The throughput of all the designs is same, that is, one data sample per clock cycle, while the latency is different and is closely related to number of iterations in circular CORDIC and linear CORDIC processor when the designs are operating at the same clock frequency. The 16 bit linear CORDIC processor uses 16-stages long pipeline. The conventional circular CORDIC processor again uses 16-stages pipeline for 16 bit word length. For the same 16 bit word length, the scaling-free CORDIC [13] processor uses 12-stages long pipeline, while the ESF CORDIC [16] pipeline is 9 stages long. Therefore, the latency of existing design in [7] with conventional circular CORDIC is 32 stages, while with scaling-free is 28 stages and with ESF-CORDIC is 25 stages.
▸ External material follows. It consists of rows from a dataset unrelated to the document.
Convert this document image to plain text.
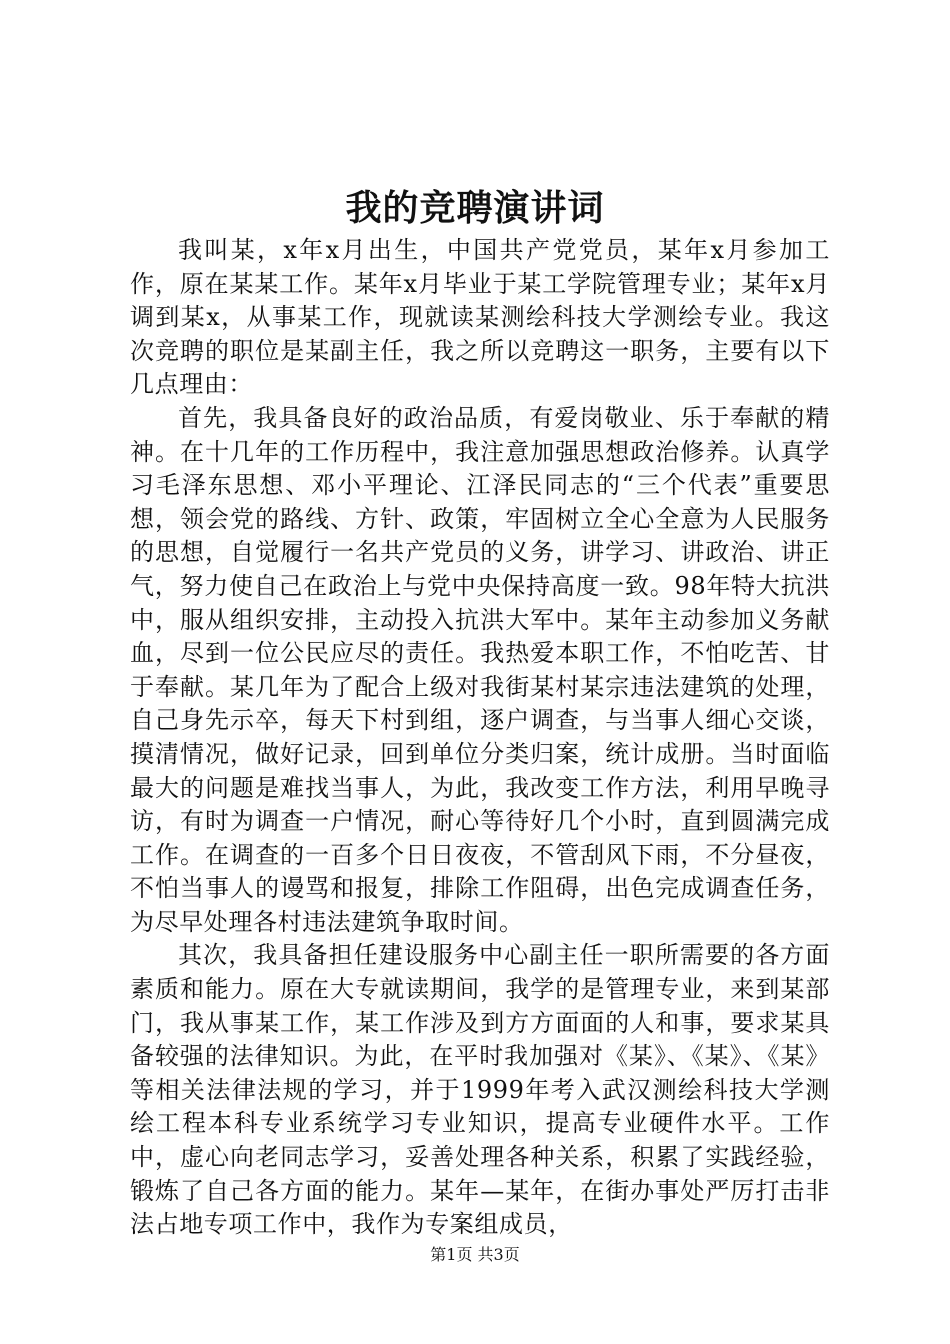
我的竞聘演讲词

我叫某，x年x月出生，中国共产党党员，某年x月参加工作，原在某某工作。某年x月毕业于某工学院管理专业；某年x月调到某x，从事某工作，现就读某测绘科技大学测绘专业。我这次竞聘的职位是某副主任，我之所以竞聘这一职务，主要有以下几点理由：

首先，我具备良好的政治品质，有爱岗敬业、乐于奉献的精神。在十几年的工作历程中，我注意加强思想政治修养。认真学习毛泽东思想、邓小平理论、江泽民同志的“三个代表”重要思想，领会党的路线、方针、政策，牢固树立全心全意为人民服务的思想，自觉履行一名共产党员的义务，讲学习、讲政治、讲正气，努力使自己在政治上与党中央保持高度一致。98年特大抗洪中，服从组织安排，主动投入抗洪大军中。某年主动参加义务献血，尽到一位公民应尽的责任。我热爱本职工作，不怕吃苦、甘于奉献。某几年为了配合上级对我街某村某宗违法建筑的处理，自己身先示卒，每天下村到组，逐户调查，与当事人细心交谈，摸清情况，做好记录，回到单位分类归案，统计成册。当时面临最大的问题是难找当事人，为此，我改变工作方法，利用早晚寻访，有时为调查一户情况，耐心等待好几个小时，直到圆满完成工作。在调查的一百多个日日夜夜，不管刮风下雨，不分昼夜，不怕当事人的谩骂和报复，排除工作阻碍，出色完成调查任务，为尽早处理各村违法建筑争取时间。

其次，我具备担任建设服务中心副主任一职所需要的各方面素质和能力。原在大专就读期间，我学的是管理专业，来到某部门，我从事某工作，某工作涉及到方方面面的人和事，要求某具备较强的法律知识。为此，在平时我加强对《某》、《某》、《某》等相关法律法规的学习，并于1999年考入武汉测绘科技大学测绘工程本科专业系统学习专业知识，提高专业硬件水平。工作中，虚心向老同志学习，妥善处理各种关系，积累了实践经验，锻炼了自己各方面的能力。某年—某年，在街办事处严厉打击非法占地专项工作中，我作为专案组成员，

第1页 共3页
The new redesigned-CORDIC pipeline is 7 stages long (Section 4.1). The delay of the WCM unit (Section 4.2) is three adders in serial, which can be considered equivalent to three linear CORDIC iterations. Hence, the total latency of the proposed design is 10 stages, which is far less as compared to existing design using the best of the available circular CORDIC hardware.
Delay.
The delay is the time required to generate one set of window coefficients for a window length of N when the design is operating at the maximum clock frequency. The critical path for the proposed design is the TGU. Since the existing design using the conventional circular CORDIC and the scaling-free circular CORDIC also work using the same TGU, while, the existing design using the ESF-CORDIC uses a slightly less complex TGU as compared to other designs. The TGU for the proposed design and the existing design using the conventional circular CORDIC and the scaling-free circular CORDIC generates angle in the range [−π/4, π/4], while for existing design using the ESF-CORDIC the TGU generates angles in the range [−π/2, π/2]. Therefore, the maximum clock frequency for the existing design using ESF-CORDIC is 101.983 MHz and for other designs including the proposed design is 101.284 MHz. Figure 8 compares the delay for the four designs for various window lengths. 
Conclusion
In this paper, we present an area-time efficient CORDIC based processor for realizing window functions. Currently, the architecture implementing the Blackman window function, with slight modification, can be extended to other window functions as well. We also propose a circular CORDIC processor for word lengths up to 16 bits. The redesigned scale-free CORDIC processor uses third order of approximation of Taylor series to realize scale-free CORDIC iterations. However, removal of scaling factor comes with the disadvantage of complex coordinate calculations. The micro-rotation sequence generation is optimized using a priority encoder which reduces the total CORDIC processor pipeline to seven stages. A shift-add tree derived using Booth multiplication algorithm replaces the linear CORDIC processor in the original design of window architecture. The proposed Blackman window architecture saves approximately 44.2% area and drastically reduces latency with no affect on accuracy.